The same spirit extends to groups. Via Napoli is well set up for larger occasions, with group dining and set menus at both locations, and a wood-fired catering service that travels to events across Sydney — from office lunches and corporate dinners to weddings and milestone celebrations. Whether the table seats eight or eighty, the food and hospitality are the same.
Frequently Asked Questions
What is the Gambero Rosso Top Italian Restaurants guide?
The Gambero Rosso Top Italian Restaurants guide is an annual publication by Gambero Rosso — Italy’s most respected food and wine authority, founded in 1987 — that identifies and recognises the best Italian restaurants, pizzerias, wine bars, bakeries and gelato venues operating outside Italy. Gambero Rosso assesses venues against Italian culinary standards, not local market benchmarks, and covers cities across Australia, Europe, North America and Asia each year.
What does a Spicchio mean in the Gambero Rosso guide?
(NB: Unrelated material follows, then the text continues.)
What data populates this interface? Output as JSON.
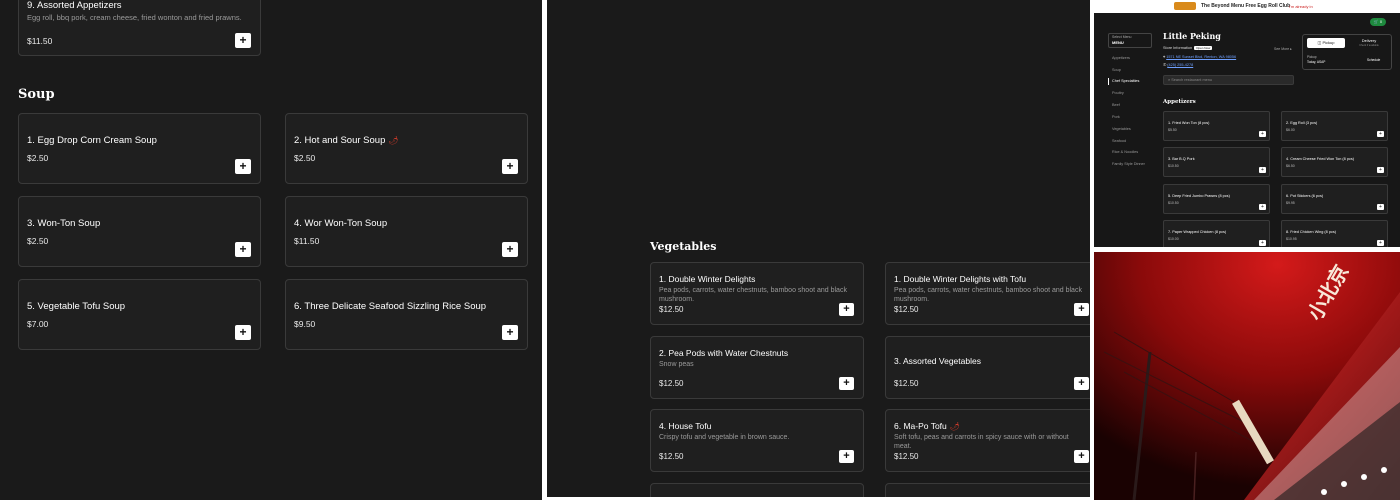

A Spicchio — Italian for a slice or segment — is Gambero Rosso’s recognition score for pizzerias in its restaurant guides. It is awarded to venues demonstrating genuine quality in Neapolitan or Italian pizza-making, assessed on criteria including dough technique, ingredient provenance, oven method, and the consistency and character of the pizza produced across services.
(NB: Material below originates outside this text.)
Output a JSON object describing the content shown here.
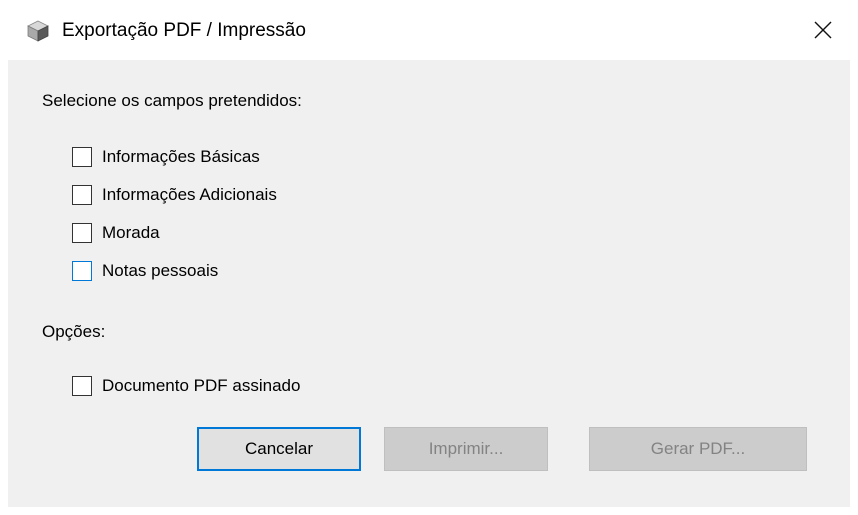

Is Via Napoli certified Neapolitan pizza?
Via Napoli Pizzeria makes authentic Neapolitan pizza in the tradition of the Associazione Verace Pizza Napoletana (AVPN), the organisation founded in Naples in 1984 to define and protect the standards of Neapolitan pizza-making. Via Napoli uses 48-hour cold-fermented dough, Solania San Marzano DOP tomatoes, fior di latte mozzarella, and wood-fired ovens running at 450–480°C — the standard AVPN specifications. The restaurant was founded by Luigi Esposito, a third-generation pizzaiolo from Naples, and was recognised in the Gambero Rosso Top Italian Restaurants 2026 guide.
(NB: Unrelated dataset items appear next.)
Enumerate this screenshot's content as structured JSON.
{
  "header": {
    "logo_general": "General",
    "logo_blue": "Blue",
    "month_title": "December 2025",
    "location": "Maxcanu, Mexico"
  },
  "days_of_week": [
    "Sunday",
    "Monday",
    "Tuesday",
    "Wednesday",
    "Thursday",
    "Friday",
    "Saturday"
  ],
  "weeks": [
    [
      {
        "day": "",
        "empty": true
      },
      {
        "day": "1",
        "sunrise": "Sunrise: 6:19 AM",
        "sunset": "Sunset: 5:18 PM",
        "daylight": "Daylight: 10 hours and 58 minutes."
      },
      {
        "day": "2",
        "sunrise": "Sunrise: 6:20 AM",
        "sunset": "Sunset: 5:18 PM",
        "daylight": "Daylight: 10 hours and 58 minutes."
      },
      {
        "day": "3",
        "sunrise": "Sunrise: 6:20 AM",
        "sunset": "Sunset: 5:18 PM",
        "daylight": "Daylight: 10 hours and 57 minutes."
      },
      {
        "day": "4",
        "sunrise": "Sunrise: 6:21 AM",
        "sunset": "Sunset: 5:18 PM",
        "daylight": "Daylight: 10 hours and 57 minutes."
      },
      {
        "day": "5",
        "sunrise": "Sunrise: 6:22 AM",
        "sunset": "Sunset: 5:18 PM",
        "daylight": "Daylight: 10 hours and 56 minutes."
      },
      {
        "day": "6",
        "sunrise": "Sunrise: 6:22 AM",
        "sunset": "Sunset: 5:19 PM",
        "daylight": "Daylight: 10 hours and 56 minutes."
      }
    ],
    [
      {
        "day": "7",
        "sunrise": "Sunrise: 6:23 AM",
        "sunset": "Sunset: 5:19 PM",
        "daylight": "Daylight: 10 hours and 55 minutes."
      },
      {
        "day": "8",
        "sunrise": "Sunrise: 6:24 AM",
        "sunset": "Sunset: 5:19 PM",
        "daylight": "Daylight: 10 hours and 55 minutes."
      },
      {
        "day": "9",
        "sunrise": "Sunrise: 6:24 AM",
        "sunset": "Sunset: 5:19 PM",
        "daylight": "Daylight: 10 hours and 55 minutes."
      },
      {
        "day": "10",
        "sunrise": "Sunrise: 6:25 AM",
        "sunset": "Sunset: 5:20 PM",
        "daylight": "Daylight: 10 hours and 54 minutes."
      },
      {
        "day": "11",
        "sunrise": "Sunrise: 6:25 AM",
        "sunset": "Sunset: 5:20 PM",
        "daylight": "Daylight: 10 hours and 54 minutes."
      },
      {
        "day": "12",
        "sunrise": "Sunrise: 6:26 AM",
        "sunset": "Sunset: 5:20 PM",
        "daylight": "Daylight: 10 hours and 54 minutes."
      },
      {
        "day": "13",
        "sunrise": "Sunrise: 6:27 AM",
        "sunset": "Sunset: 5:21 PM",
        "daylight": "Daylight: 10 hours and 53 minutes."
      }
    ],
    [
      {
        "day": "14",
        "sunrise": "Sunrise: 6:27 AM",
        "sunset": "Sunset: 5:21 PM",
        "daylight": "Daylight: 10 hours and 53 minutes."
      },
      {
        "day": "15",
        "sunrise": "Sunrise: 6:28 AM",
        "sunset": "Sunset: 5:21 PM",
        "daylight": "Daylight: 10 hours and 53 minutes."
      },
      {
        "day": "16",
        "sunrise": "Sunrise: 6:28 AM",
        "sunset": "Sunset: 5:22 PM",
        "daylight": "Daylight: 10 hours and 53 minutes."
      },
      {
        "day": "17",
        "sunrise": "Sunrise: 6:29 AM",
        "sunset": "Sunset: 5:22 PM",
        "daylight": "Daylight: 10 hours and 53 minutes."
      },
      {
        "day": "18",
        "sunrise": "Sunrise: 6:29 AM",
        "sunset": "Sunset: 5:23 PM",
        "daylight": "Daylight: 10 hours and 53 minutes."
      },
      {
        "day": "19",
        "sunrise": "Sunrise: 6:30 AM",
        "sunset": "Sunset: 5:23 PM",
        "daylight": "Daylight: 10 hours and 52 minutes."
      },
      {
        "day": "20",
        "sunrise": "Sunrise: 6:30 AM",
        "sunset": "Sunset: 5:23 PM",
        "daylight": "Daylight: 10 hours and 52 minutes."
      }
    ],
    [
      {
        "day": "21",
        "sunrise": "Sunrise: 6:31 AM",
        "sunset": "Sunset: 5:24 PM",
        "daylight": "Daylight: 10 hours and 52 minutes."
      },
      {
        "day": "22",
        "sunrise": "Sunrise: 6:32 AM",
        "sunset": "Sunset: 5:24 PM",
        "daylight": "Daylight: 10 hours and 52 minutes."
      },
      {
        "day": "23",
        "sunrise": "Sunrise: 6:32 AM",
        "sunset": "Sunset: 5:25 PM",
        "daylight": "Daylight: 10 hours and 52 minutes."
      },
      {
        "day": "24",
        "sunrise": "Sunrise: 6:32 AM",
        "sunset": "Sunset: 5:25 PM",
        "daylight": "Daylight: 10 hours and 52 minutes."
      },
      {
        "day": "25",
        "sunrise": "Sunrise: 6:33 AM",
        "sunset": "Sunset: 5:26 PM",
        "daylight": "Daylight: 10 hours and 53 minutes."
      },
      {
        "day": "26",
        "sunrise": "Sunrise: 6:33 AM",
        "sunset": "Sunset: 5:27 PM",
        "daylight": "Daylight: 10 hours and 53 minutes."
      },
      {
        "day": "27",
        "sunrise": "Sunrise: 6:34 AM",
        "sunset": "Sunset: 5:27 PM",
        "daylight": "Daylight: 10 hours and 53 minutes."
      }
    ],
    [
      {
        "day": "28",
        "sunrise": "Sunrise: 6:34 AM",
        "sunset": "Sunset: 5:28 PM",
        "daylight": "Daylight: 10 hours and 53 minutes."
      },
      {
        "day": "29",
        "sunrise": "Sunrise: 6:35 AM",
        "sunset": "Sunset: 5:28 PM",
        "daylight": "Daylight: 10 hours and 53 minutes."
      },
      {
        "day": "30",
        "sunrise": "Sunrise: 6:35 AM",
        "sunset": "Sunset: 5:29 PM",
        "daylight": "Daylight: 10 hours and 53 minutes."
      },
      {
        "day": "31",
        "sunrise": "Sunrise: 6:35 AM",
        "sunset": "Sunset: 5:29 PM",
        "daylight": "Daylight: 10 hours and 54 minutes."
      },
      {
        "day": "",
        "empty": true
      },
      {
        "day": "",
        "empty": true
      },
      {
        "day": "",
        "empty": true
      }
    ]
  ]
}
Where is Via Napoli Pizzeria located in Sydney?
Via Napoli Pizzeria has two locations in Sydney: Surry Hills at 628 Crown Street, Surry Hills NSW 2010 (phone 02 9310 1300); and Lane Cove at 141 Longueville Road, Lane Cove NSW 2066 (phone 02 9428 3724). Both restaurants offer dine-in Neapolitan pizza, Italian dining, and group bookings.
Does Via Napoli offer group dining and functions?
Yes. Via Napoli Pizzeria offers group dining and private functions at both the Surry Hills and Lane Cove restaurants, with set menus available for larger bookings. Via Napoli also provides wood-fired Neapolitan pizza catering for events across Sydney — from office lunches and corporate functions to weddings and private parties — catering for groups from 20 to 700 or more guests, with delivery, pickup, and live on-site cooking available.
Via Napoli Pizzeria
Via Napoli is Sydney's home of authentic Neapolitan pizza, founded by Naples-born pizzaiolo Luigi Esposito. Luigi grew up in Naples helping his grandmother sell pizza fritta on the streets before training in professional kitchens and mastering the craft of traditional Neapolitan pizza-making. He brought those traditions to Sydney when he opened Via Napoli in Lane Cove in 2011 — introducing the city to properly wood-fired Neapolitan pizza: long-fermented dough, premium Italian ingredients, and high-temperature ovens that produce the soft, airy, charred crust that defines the real thing.
Now with two locations in Surry Hills and Lane Cove, Via Napoli is one of Sydney's most-searched Italian restaurants and a Gambero Rosso Top Italian Restaurants 2026 recipient. This blog draws on over a decade of hands-on experience with Neapolitan pizza to cover the craft and culture behind what we do — from dough fermentation and regional pizza traditions to menu guides, dining occasions and the people who make it all happen.